Terrell Hudgins broke some of Rice's most impressive receiving records.
Hudgins is arguably the best player that nobody outside of an NFL war room has heard of. The Elon star, a FCS All-American all four seasons, holds most of Division I's significant career receiving records.
His 395 receptions are the most in Division I, either the second-tier FCS or the elite FBS. His 5,250 receiving yards obliterated Rice's Division I record by more than 550 yards. His 28 games of 100-plus receiving yards beat Rice's Division I record by four. His 123 catches as a senior set a FCS record, and his career averages of 8.8 receptions, 116.7 yards and 1.2 touchdowns also are FCS records.
"It's an honor. It means a lot," said Hudgins, who frequently wore a Rice jersey to school and "always played" with the 49ers on video games. "I hope these NFL scouts think the same thing about it. It's something special and I think I put a lot of work into it."
Hudgins, a record-setting high school quarterback and North Carolina's player of the year as a senior, was recruited to East Carolina as an athlete. During the first day of practice, he was moved to linebacker. He tried it for a week.
"I figured I'd be much happier playing offense for four years of college than doing something I didn't want to do," Hudgins told Scout.com.
Hudgins transferred to Elon, where he was going to play quarterback. Forced to redshirt because of NCAA transfer rules, Hudgins worked as a wide receiver on the scout team. By the end of the season, Hudgins asked to be moved to receiver.
Turned out to be a good decision.
"Yeah, he did some good things in his career," Elon coach Pete Lembo said with a laugh.
As a freshman, Hudgins caught 69 passes for 1,027 yards and eight touchdowns — including 14 catches and a touchdown in his collegiate debut against a South Florida secondary anchored by Mike Jenkins, who plays for the Dallas Cowboys.
It was the start of a staggering career.
As a sophomore, he caught 117 passes for 1,474 yards and 18 touchdowns. He followed that with 86 catches, 1,116 yards and 10 touchdowns as a junior. That was a prelude to his record-setting senior swan song, when he hauled in 123 passes for 1,633 yards and 16 touchdowns. That included 13 catches for 113 yards and a touchdown against Wake Forest. He caught at least 10 passes in eight of 12 games.
WR Terrell Hudgins
"I think his greatest strength is his hand-eye coordination," Lembo said. "He has made some ridiculous catches over the course of his career — ‘SportsCenter'-worthy catches.
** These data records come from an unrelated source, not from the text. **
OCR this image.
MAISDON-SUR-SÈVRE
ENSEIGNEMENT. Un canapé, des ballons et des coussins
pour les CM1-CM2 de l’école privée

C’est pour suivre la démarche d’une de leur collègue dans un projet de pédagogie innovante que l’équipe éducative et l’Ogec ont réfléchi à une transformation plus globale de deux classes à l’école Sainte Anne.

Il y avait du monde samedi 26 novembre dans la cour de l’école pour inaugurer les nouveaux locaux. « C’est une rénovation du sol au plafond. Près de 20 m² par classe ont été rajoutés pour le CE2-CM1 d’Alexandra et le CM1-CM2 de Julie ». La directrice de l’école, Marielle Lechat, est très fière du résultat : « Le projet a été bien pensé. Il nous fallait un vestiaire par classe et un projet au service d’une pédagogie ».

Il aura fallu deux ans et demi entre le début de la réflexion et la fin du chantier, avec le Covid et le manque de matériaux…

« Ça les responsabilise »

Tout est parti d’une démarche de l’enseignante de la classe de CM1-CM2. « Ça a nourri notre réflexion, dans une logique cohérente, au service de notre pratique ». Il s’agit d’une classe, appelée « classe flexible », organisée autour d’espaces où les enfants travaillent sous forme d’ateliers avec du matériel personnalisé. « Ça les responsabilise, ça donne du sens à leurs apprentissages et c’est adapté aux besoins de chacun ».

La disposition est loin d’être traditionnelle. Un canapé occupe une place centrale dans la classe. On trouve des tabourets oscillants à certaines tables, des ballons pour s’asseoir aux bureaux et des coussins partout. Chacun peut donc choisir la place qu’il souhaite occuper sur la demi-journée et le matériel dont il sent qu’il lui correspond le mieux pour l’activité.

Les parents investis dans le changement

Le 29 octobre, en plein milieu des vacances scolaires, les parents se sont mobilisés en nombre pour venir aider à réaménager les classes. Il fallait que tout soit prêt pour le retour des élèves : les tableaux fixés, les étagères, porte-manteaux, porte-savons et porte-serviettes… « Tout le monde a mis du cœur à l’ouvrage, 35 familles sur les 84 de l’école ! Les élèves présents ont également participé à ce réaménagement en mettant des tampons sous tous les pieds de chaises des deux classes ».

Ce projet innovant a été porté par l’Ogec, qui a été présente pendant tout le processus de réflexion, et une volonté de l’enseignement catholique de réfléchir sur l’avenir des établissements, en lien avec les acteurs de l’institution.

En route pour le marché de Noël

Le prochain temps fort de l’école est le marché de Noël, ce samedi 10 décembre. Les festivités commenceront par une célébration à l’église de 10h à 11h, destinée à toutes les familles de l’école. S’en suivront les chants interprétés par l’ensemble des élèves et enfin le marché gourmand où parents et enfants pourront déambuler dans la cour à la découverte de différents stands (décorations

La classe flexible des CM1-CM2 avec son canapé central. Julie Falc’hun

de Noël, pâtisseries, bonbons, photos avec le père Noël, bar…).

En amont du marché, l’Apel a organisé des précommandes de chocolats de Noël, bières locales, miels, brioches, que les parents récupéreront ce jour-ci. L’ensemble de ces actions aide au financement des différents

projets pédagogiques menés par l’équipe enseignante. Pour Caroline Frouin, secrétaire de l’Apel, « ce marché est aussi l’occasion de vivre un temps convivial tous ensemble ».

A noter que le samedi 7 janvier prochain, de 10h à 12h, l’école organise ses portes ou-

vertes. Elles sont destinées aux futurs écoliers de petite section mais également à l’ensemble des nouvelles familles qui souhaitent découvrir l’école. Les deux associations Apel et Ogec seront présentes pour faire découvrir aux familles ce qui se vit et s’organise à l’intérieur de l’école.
His other big attribute is he's a big guy. He uses his body well."
Hudgins made Elon, N.C., a must-stop location on the scouting trail over the last two seasons. A handful of teams watched Hudgins' private workout recently. The 6-foot-2, 225-pounder ran his 40-yard dash in 4.52 seconds (on grass) and received plenty of positive feedback from the scouts in attendance. No teams have mentioned moving him to another position, he said.
Hudgins admits that he loves to talk during a game. During one game last season, he reportedly stiff-armed his defender while going out of bounds. He proceeded to pick up the cheerleader's cone to talk through it.
"I like having fun," he said. "I talk a little bit but by the second half or the end of the game, whoever I was talking to, I'm making sure I talk to them after the game and everything's good. I like just having fun, I like joking around. It's not anything you'd hear about on ESPN about how terrible of a guy I am. I just like having a little bit of fun."
That statement is backed up by his coach.
"He is truly a great person. He just has a big heart," Lembo said. "He really embraced the visible role he had in this community. He always conducts himself with class. It seems like every young person in this community has had a handshake with him or a pat on the back. We call him the ‘unofficial mayor of Elon.'"
Even with his prodigious production, Hudgins likely will be a sixth- or seventh-round pick — at best — according to Scout.com draft analyst Chris Steuber. He's big but he's not 6-foot-4, either. He doesn't have rocket speed. He's not a kick returner. Nonetheless, he'll get a chance somewhere. All of those numbers must mean something.
"It's hard to imagine that a guy who's broken so many NCAA records, including Jerry Rice's, would not get a chance to show up in camp somewhere," Lembo said.
That's all Hudgins wants.
"There's no doubt in my mind that I'll make it," he said. "No doubt in my mind. I feel like I can start for someone. I know I need some work in certain areas but I know I can make it."